The new standard now incorporates six distinct head form options:

• 1-S, 1-M, 1-L
• 2-S, 2-M, 2-L

Based on extensive research, these head forms collectively represent approximately 95% of global head shapes and sizes. Manufacturers are required to ensure that all performance testing is conducted based on the fit and coverage area of the specific head form for which the eyewear is designed.

Lenses, Filters, and Optical Performance

Filter categories have been updated under EN ISO 16321-1:2022, particularly those relating to ultraviolet (UV), sun glare, infrared, and welding protection. Revised threshold values and updated markings have been introduced to more clearly communicate filter performance.

Light transmission requirements have also become more stringent. Standard clear lenses must now permit a minimum of 80% light transmission (or **75% for thicker lenses or face shields), compared with approximately 74% under EN 166.

In addition, scattered light and haze testing now uses improved wide-angle assessment methods to better ensure optical clarity in real-world conditions. Field-of-view testing is also mandatory for all eyewear and must be conducted using the Stoll apertometer method, which evaluates vision across a greater number of points and reduces subjectivity compared with previous testing methods.
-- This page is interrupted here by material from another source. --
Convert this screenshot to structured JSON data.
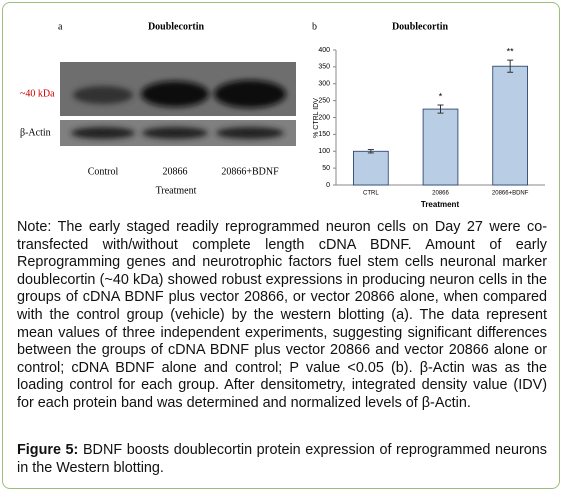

Mechanical and Thermal Performance

Under EN ISO 16321-1:2022, the requirements for resistance to thermal exposure have been significantly increased. Protective eyewear must now withstand heat exposure for 120 minutes without deformation, compared to 60 minutes under EN 166.

Helmets

In 2025, EN397 has had a change. Now becoming EN397:2025. The key changes include performance, design and compatibility, along with other new requirements.

What are the changes being made?

Two Helmet Types

• Type 1: Traditional industrial helmets (like the current EN 397 products).
• Type 2: Helmets intended for working at height, integrating impact and retention requirements previously only seen in EN 12492.

Updated Impact Testing

• Type 1 helmets are tested for on-crown impact.
• Type 2 helmets are tested for both on-crown and off-crown impact, providing enhanced protection for height environments.

New Ergonomic Assessment

• Real wearer moves turning, bending, looking up/down
• Ensures stability, comfort, and compatibility with accessories

Lateral Deformation Test Removed

Replaced by more realistic side-impact shock absorption for Type

Flammability Test Replaced

• Replaced with a 650°C heated-rod ignition test

New Chinstrap Release Forces

• Type 1: Must release above 150 N.
• Type 2 Must release above 500 N for greater retention during a fall event.

Electrical Insulation Changes

• Insulation now validated under EN 50365:2023
• Helmets meeting the testing requirements of clause 4.3 of EN 50365:2023 use a single-triangle symbol (non-vented helmets only)